GC-1 spg

DEP Induces Oxidative Stress in GC-1 spg Cells

DEP particles trigger oxidative stress and inflammation which negatively affects male reproductive health by disrupting spermatogenesis. Shi's team investigates how DEP triggers oxidative stress in GC-1 spg cells by analyzing the role of reactive oxygen species (ROS) buildup and the Keap1-Nrf2 signaling pathway.

They investigated oxidative stress contributions to DEP-induced cytotoxic effects on GC-1 spg cells by measuring cellular oxidative damage through biochemical indices. After DEP exposure, DCFH-DA fluorescence intensity increased significantly in a dose-dependent manner, showing that DEP increased ROS formation in GC-1 spg cells (Fig. 1a and b). Excess ROS can damage cell membranes and cause mitochondrial injury. We assessed mitochondrial membrane potential (MMP) using JC-1 dye. As DEP concentration increased, J-monomer fluorescence increased, while J-aggregate fluorescence decreased. Quantitative analysis showed a significant decrease in the J-aggregate/J-monomer ratio in DEP-treated cells, indicating mitochondrial depolarization (Fig. 1c and d). MDA is a marker for lipid peroxidation. In GC-1 spg cells treated with DEP, MDA concentration increased with DEP concentration (Fig. 1e). They also measured GSH levels, which decreased with DEP treatment (Fig. 1f). SOD activity was also reduced in DEP-exposed cells. The results show that DEP treatment caused oxidative damage and stimulated antioxidant defenses.
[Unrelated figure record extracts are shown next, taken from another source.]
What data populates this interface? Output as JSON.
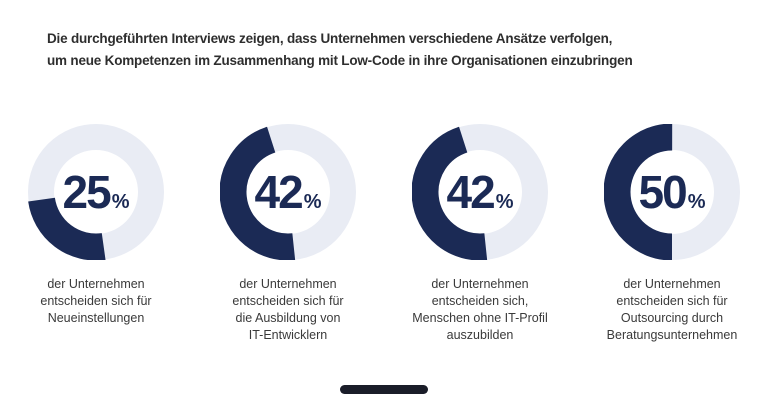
{
  "title": {
    "line1": "Die durchgeführten Interviews zeigen, dass Unternehmen verschiedene Ansätze verfolgen,",
    "line2": "um neue Kompetenzen im Zusammenhang mit Low-Code in ihre Organisationen einzubringen"
  },
  "colors": {
    "navy": "#1b2a55",
    "ring": "#e9ecf4",
    "title_text": "#2e2e2e",
    "caption_text": "#3a3a3a",
    "footer_bar": "#1a1d29",
    "background": "#ffffff"
  },
  "chart_data": {
    "type": "pie",
    "subtype": "donut-multiples",
    "title": "Die durchgeführten Interviews zeigen, dass Unternehmen verschiedene Ansätze verfolgen, um neue Kompetenzen im Zusammenhang mit Low-Code in ihre Organisationen einzubringen",
    "unit": "%",
    "legend_position": "none",
    "donuts": [
      {
        "value": 25,
        "display_value": "25",
        "percent_sign": "%",
        "label": "der Unternehmen entscheiden sich für Neueinstellungen",
        "label_lines": [
          "der Unternehmen",
          "entscheiden sich für",
          "Neueinstellungen"
        ],
        "arc_start_deg": 172,
        "arc_sweep_deg": 90
      },
      {
        "value": 42,
        "display_value": "42",
        "percent_sign": "%",
        "label": "der Unternehmen entscheiden sich für die Ausbildung von IT-Entwicklern",
        "label_lines": [
          "der Unternehmen",
          "entscheiden sich für",
          "die Ausbildung von",
          "IT-Entwicklern"
        ],
        "arc_start_deg": 174,
        "arc_sweep_deg": 168
      },
      {
        "value": 42,
        "display_value": "42",
        "percent_sign": "%",
        "label": "der Unternehmen entscheiden sich, Menschen ohne IT-Profil auszubilden",
        "label_lines": [
          "der Unternehmen",
          "entscheiden sich,",
          "Menschen ohne IT-Profil",
          "auszubilden"
        ],
        "arc_start_deg": 174,
        "arc_sweep_deg": 168
      },
      {
        "value": 50,
        "display_value": "50",
        "percent_sign": "%",
        "label": "der Unternehmen entscheiden sich für Outsourcing durch Beratungsunternehmen",
        "label_lines": [
          "der Unternehmen",
          "entscheiden sich für",
          "Outsourcing durch",
          "Beratungsunternehmen"
        ],
        "arc_start_deg": 180,
        "arc_sweep_deg": 180
      }
    ]
  }
}
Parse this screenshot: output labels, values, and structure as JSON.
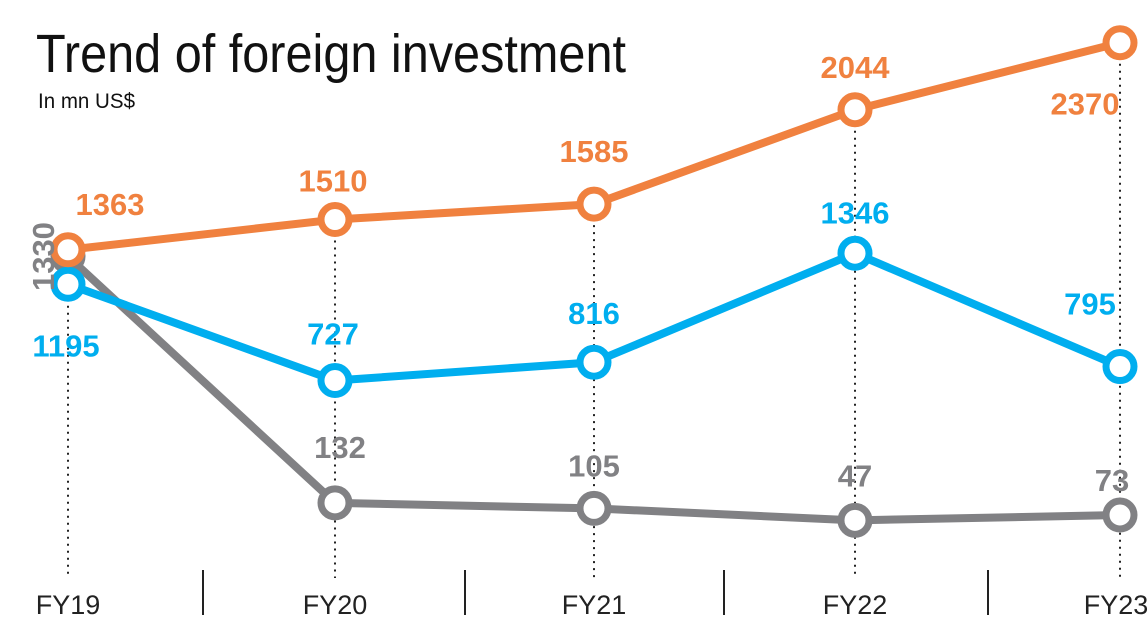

Fig. 1. DEP induced oxidative stress and mitochondrial damage in GC-1spg cell (Shi J, Tian F, et al., 2024).

ZnO NPsInduces Apoptosis and Autophagy of Mouse GC-1 spg Cells

Zinc oxide nanoparticles (ZnO NPs), widely used for their unique properties, have raised health concerns due to their potential to induce reproductive toxicity, particularly affecting spermatogenesis. Yang's team investigated how oxidative stress contributes to ZnO NPs-induced apoptosis and autophagy in mouse GC-1 spg cells, shedding light on mechanisms underlying reproductive toxicity and potential spermatogenesis failure.

ZnO NPs inhibited GC-1 spg cell viability in a dose-dependent manner (Fig. 2A). They increased protein levels of cleaved Caspase-8, Caspase-3, and Bax, while reducing Bcl-2 levels (Fig. 2B and C). ZnO NPs also raised early (AnnexinV+/PI?) and late apoptosis (AnnexinV+/PI+) cell counts (Fig. 2D and E), indicating apoptosis induction. ZnO NPs significantly raised LC3 content, LC3-II/LC3-I ratio, and ATG 5, Beclin 1 protein levels (Fig. 3A and B). TEM revealed few autophagosomes in control cells but many in ZnO NPs- and starvation-treated cells, which showed organelle degradation like mitochondria and endoplasmic reticulum (Fig. 3C), indicating autophagy induction.

Fig. 2. ZnO NPs induces apoptosis of mouse GC-1 spg cells (Yang D, Zhang M, et al., 2020).

Fig. 3. ZnO NPs induces autophagy of mouse GC-1 spg cells (Yang D, Zhang M, et al., 2020).